Almanya’da yeni kurulan DAVA (Çeşitlilik ve Uyanış için Demokratik İttifak) bütün dikkatleri üzerine çekmeye başladı. Konuya geniş yer veren Alman basını yeni partiyle ilgili “Aşırı milliyetçi, İslamcı, anti demokratik ve İsrail’den nefret eden Erdoğan, 9 Haziran’daki Avrupa seçimleri yarışına ‘DAVA’ adlı kendi partisini gönderiyor! DAVA, AK Parti’nin bir kolu” ifadelerini kullandı.
Alman gazeteler, 9 Haziran’daki Avrupa Parlamentosu seçimlerine katılmak için kurulan yeni oluşumun seçmenleri basit göçmen sloganları ile kazanmayı hedeflediğini, partinin bir yandan da Erdoğan’a ek bir seçmen rezervi anlamına geldiğini yazdı.
Almanya’da yerel, eyalet, Federal Meclis ve Avrupa Parlamentosu seçimlerinde seçme ve seçilme hakkına sahip mevcut 2,5 milyon göçmen asıllı seçmen sayısının, “Çifte vatandaşlık” yasası ile birlikte yakın zamanda 5 milyona ulaşabileceği kaydedildi.

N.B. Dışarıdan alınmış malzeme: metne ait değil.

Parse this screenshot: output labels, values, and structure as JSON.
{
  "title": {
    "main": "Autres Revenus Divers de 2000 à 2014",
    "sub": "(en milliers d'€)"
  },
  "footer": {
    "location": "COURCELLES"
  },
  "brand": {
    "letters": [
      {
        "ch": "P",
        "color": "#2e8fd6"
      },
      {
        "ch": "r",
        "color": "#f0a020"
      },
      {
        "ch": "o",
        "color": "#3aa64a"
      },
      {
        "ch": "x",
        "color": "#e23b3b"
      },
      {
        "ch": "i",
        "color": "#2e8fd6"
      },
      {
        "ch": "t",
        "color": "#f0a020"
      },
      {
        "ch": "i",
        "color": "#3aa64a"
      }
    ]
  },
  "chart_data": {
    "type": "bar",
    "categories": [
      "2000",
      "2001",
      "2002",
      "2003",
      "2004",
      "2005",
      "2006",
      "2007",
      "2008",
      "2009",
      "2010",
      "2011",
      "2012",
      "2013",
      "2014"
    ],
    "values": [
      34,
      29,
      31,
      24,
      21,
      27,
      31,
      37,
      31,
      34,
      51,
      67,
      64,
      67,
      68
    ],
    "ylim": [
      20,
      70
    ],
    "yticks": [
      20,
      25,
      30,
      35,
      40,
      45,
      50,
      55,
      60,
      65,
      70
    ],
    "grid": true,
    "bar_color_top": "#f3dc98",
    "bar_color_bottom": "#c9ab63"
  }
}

Avrupa Parlamentosu seçimlerine katılmak isteyen partilerin seçim listelerini 18 Mart 2024 tarihine kadar Federal Seçim Kurulu’na teslim etmeleri gerekiyor.
SİYASİLERDEN SERT TEPKİ
Alman siyasetçiler, Cumhurbaşkanı Erdoğan’ın Almanya’da iç politikaya dahil olacağı gerekçesiyle yeni partiye sert tepki gösterdi.
SPD Genel Başkanı Saskia Esken Welt-TV’ye verdiği demeçte “Özellikle Almanya’daki Türk kökenli vatandaşlarımıza Almanya’nın bir bütün olduğunu ve tek bir halk olduğumuzu açıkça ifade etmemizin önemli olduğunu söylememiz gerekir. Ne ‘göçmenleri sınır dışı etmek isteyen’ aşırı sağcıların ‘iktidara yaklaşmasına’ ne de ‘Recep Tayyip Erdoğan’ın bölücü eğilimlerinin’ Almanya’da rol oynamasına izin verilmemelidir” dedi.

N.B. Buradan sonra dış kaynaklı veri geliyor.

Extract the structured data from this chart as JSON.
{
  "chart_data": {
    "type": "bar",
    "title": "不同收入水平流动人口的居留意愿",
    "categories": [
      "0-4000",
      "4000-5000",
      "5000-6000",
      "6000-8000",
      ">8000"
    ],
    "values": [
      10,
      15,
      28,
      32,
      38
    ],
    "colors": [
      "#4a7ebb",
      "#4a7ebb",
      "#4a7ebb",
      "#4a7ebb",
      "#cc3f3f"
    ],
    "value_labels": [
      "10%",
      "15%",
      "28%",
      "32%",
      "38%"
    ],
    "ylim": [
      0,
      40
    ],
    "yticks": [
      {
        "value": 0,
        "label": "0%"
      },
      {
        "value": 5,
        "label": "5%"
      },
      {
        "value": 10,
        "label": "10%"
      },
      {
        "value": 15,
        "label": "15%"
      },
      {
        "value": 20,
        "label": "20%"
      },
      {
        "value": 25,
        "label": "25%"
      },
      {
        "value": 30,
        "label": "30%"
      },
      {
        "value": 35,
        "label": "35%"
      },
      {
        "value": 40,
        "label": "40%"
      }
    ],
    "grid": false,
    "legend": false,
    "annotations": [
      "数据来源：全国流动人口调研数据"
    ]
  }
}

Federal Tarım Bakanı Cem Özdemir (Yeşiller) de Pazar günü X’te, “Erdoğan’ın bir uzantısının burada seçimlere katılması ihtiyacımız olan son şey” diye yazdı.

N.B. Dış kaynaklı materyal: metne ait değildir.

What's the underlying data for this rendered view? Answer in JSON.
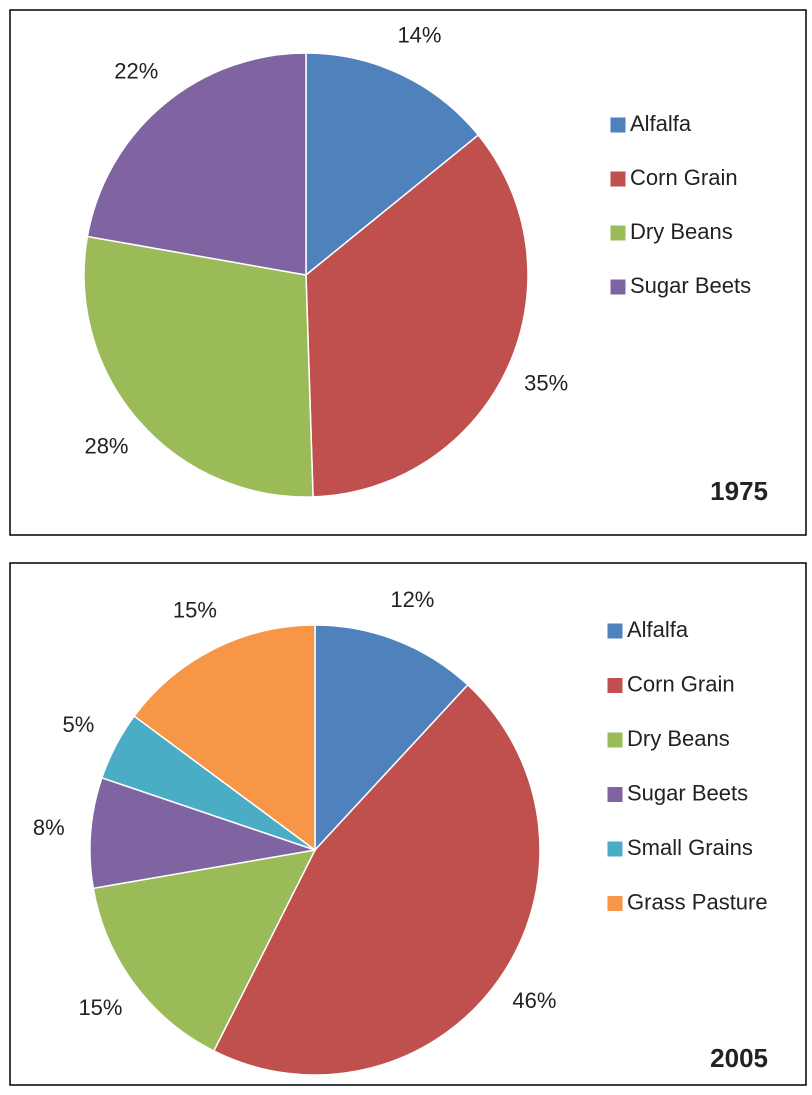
{
  "chart_data": [
    {
      "type": "pie",
      "title": "1975",
      "categories": [
        "Alfalfa",
        "Corn Grain",
        "Dry Beans",
        "Sugar Beets"
      ],
      "values": [
        14,
        35,
        28,
        22
      ],
      "value_labels": [
        "14%",
        "35%",
        "28%",
        "22%"
      ],
      "colors": [
        "#4f81bd",
        "#c0504d",
        "#9bbb59",
        "#8064a2"
      ]
    },
    {
      "type": "pie",
      "title": "2005",
      "categories": [
        "Alfalfa",
        "Corn Grain",
        "Dry Beans",
        "Sugar Beets",
        "Small Grains",
        "Grass Pasture"
      ],
      "values": [
        12,
        46,
        15,
        8,
        5,
        15
      ],
      "value_labels": [
        "12%",
        "46%",
        "15%",
        "8%",
        "5%",
        "15%"
      ],
      "colors": [
        "#4f81bd",
        "#c0504d",
        "#9bbb59",
        "#8064a2",
        "#4bacc6",
        "#f79646"
      ]
    }
  ]
}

CDU içişleri uzmanı Christoph de Vries ise Alman basınına yaptığı açıklamada Alman hükümetinin bu parti oluşumunu “hiçbir şekilde hafife almaması”, güvenlik makamlarının bu partinin tüm faaliyetlerini ve Türk hükümetiyle olan bağlantılarını yakından takip etmesi gerektiğini ve Türk hükümetinin doğrudan etki göstermesi halinde müdahale etmek zorunda olduğunu söyledi.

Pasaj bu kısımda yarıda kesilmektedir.